An integrated analytical approach for the enrichment, detection and sequencing of phosphopeptides by matrix-assisted laser desorption/ionization (MALDI) tandem mass spectrometry (MS) was developed. Based on C18-functionalized Fe3O4 nanoparticles, the enrichment method was designed not only to specifically trap phosphopeptides but also non-phosphorylated peptides, both of which can be subsequently desorbed selectively and directly for MALDI-MS analysis without an elution step. Peptide binding is afforded by the C18-derivatization whereas the highly selective capture of phosphopeptides is based on higher binding affinity afforded by additional metal chelating interaction between the Fe3O4 nanoparticles and the phosphate groups. Upon binding, the initial aqueous wash allows desalting while a second wash with high acetonitrile content coupled with diluted sulfuric acid will remove most of the bound non-phosphorylated peptides. Selective or sequential mapping of the peptides and phosphopeptides can thus be effected by spotting the washed nanoparticles onto the MALDI target plate along with judicious choice of matrices.
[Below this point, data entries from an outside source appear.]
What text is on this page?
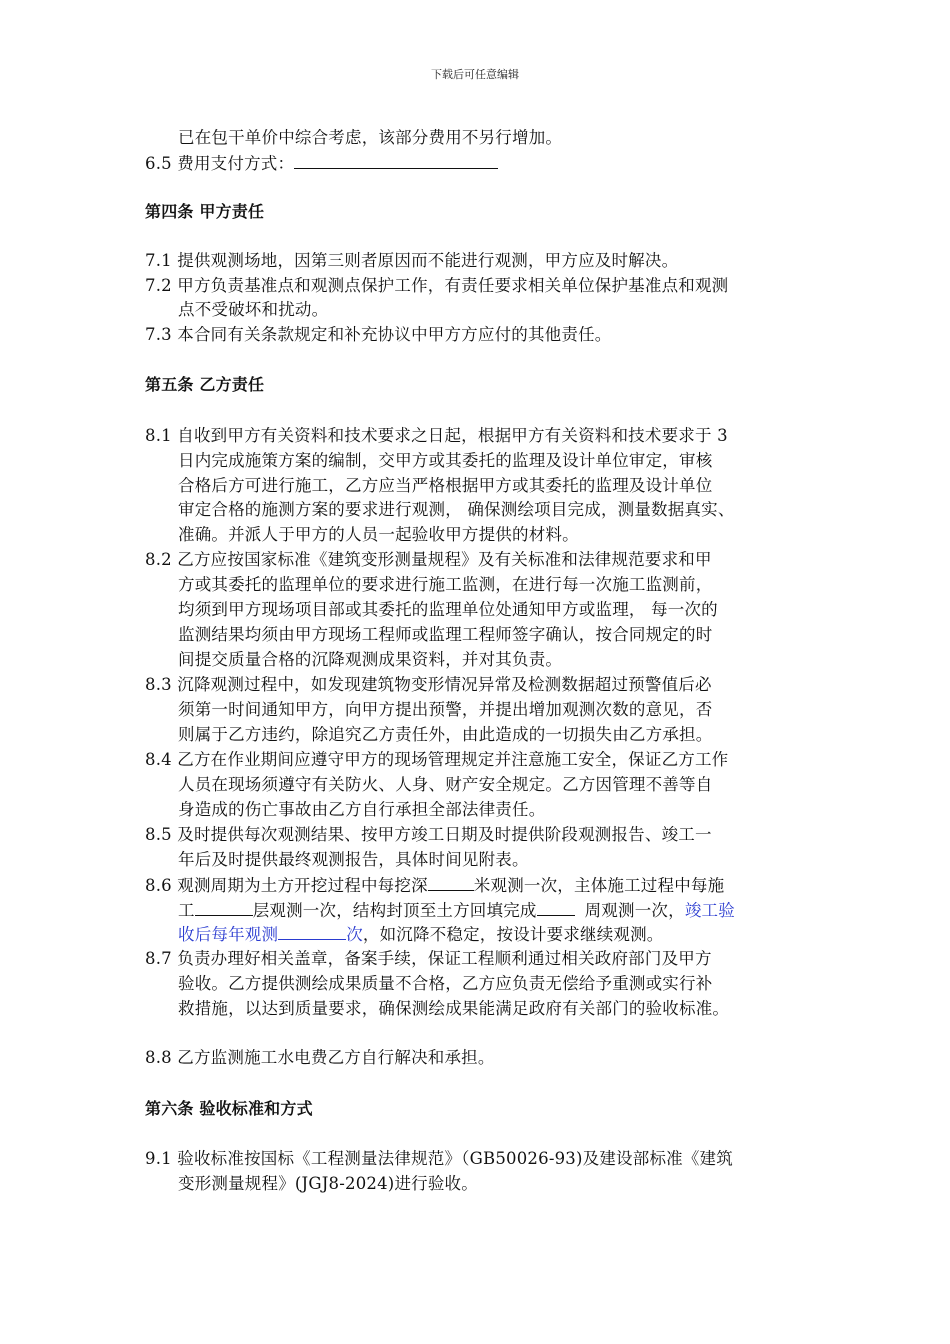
下载后可任意编辑
已在包干单价中综合考虑，该部分费用不另行增加。
6.5 费用支付方式：
第四条 甲方责任
7.1 提供观测场地，因第三则者原因而不能进行观测，甲方应及时解决。
7.2 甲方负责基准点和观测点保护工作，有责任要求相关单位保护基准点和观测
点不受破坏和扰动。
7.3 本合同有关条款规定和补充协议中甲方方应付的其他责任。
第五条 乙方责任
8.1 自收到甲方有关资料和技术要求之日起，根据甲方有关资料和技术要求于 3
日内完成施策方案的编制，交甲方或其委托的监理及设计单位审定，审核
合格后方可进行施工，乙方应当严格根据甲方或其委托的监理及设计单位
审定合格的施测方案的要求进行观测， 确保测绘项目完成，测量数据真实、
准确。并派人于甲方的人员一起验收甲方提供的材料。
8.2 乙方应按国家标准《建筑变形测量规程》及有关标准和法律规范要求和甲
方或其委托的监理单位的要求进行施工监测，在进行每一次施工监测前，
均须到甲方现场项目部或其委托的监理单位处通知甲方或监理， 每一次的
监测结果均须由甲方现场工程师或监理工程师签字确认，按合同规定的时
间提交质量合格的沉降观测成果资料，并对其负责。
8.3 沉降观测过程中，如发现建筑物变形情况异常及检测数据超过预警值后必
须第一时间通知甲方，向甲方提出预警，并提出增加观测次数的意见，否
则属于乙方违约，除追究乙方责任外，由此造成的一切损失由乙方承担。
8.4 乙方在作业期间应遵守甲方的现场管理规定并注意施工安全，保证乙方工作
人员在现场须遵守有关防火、人身、财产安全规定。乙方因管理不善等自
身造成的伤亡事故由乙方自行承担全部法律责任。
8.5 及时提供每次观测结果、按甲方竣工日期及时提供阶段观测报告、竣工一
年后及时提供最终观测报告，具体时间见附表。
8.6 观测周期为土方开挖过程中每挖深	米观测一次，主体施工过程中每施
工	层观测一次，结构封顶至土方回填完成	周观测一次，竣工验
收后每年观测	次，如沉降不稳定，按设计要求继续观测。
8.7 负责办理好相关盖章，备案手续，保证工程顺利通过相关政府部门及甲方
验收。乙方提供测绘成果质量不合格，乙方应负责无偿给予重测或实行补
救措施，以达到质量要求，确保测绘成果能满足政府有关部门的验收标准。
8.8 乙方监测施工水电费乙方自行解决和承担。
第六条 验收标准和方式
9.1 验收标准按国标《工程测量法律规范》（GB50026-93)及建设部标准《建筑
变形测量规程》(JGJ8-2024)进行验收。
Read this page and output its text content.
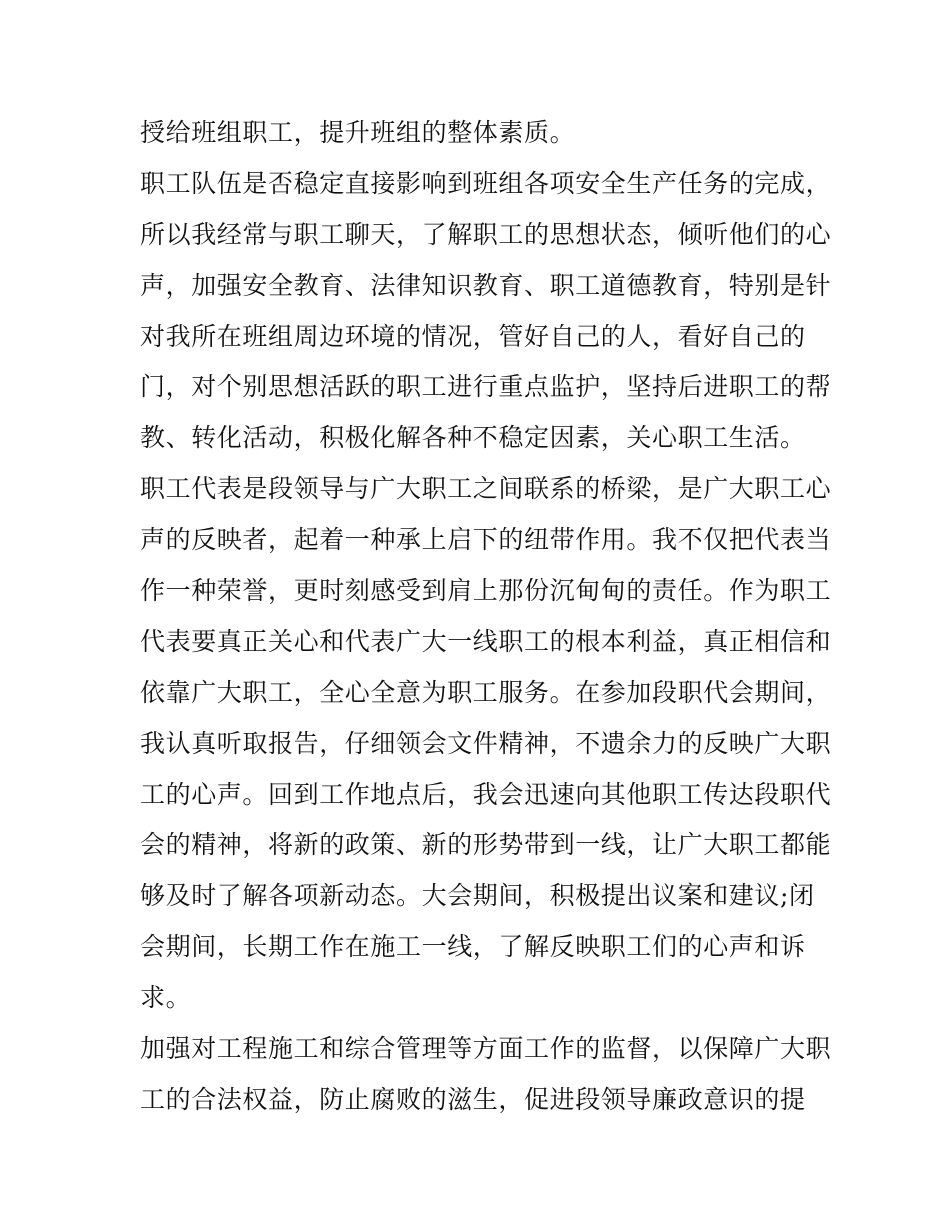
授给班组职工，提升班组的整体素质。
职工队伍是否稳定直接影响到班组各项安全生产任务的完成，
所以我经常与职工聊天，了解职工的思想状态，倾听他们的心
声，加强安全教育、法律知识教育、职工道德教育，特别是针
对我所在班组周边环境的情况，管好自己的人，看好自己的
门，对个别思想活跃的职工进行重点监护，坚持后进职工的帮
教、转化活动，积极化解各种不稳定因素，关心职工生活。
职工代表是段领导与广大职工之间联系的桥梁，是广大职工心
声的反映者，起着一种承上启下的纽带作用。我不仅把代表当
作一种荣誉，更时刻感受到肩上那份沉甸甸的责任。作为职工
代表要真正关心和代表广大一线职工的根本利益，真正相信和
依靠广大职工，全心全意为职工服务。在参加段职代会期间，
我认真听取报告，仔细领会文件精神，不遗余力的反映广大职
工的心声。回到工作地点后，我会迅速向其他职工传达段职代
会的精神，将新的政策、新的形势带到一线，让广大职工都能
够及时了解各项新动态。大会期间，积极提出议案和建议;闭
会期间，长期工作在施工一线，了解反映职工们的心声和诉
求。
加强对工程施工和综合管理等方面工作的监督，以保障广大职
工的合法权益，防止腐败的滋生，促进段领导廉政意识的提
The inclusion of phosphoric acid in a dihydroxybenzoic acid matrix allows the desorption and detection of phosphopeptides whereas an a-cyano-4-hydroxy-cinnamic acid matrix with formic acid allows only the desorption of non-phosphorylated peptides. The method is versatile enough in that for more complicated mixtures, the peptides and phosphopeptides can also be sequentially eluted off the nanoparticles for additional liquid chromatography separations prior to MS applications. We have demonstrated the applicability of C18-functionalized Fe3O4 nanoparticles in the detection of in vitro phosphorylation sites on the myelin basic protein and at least thirteen phosphopeptides were identified, including one previously uncharacterized site.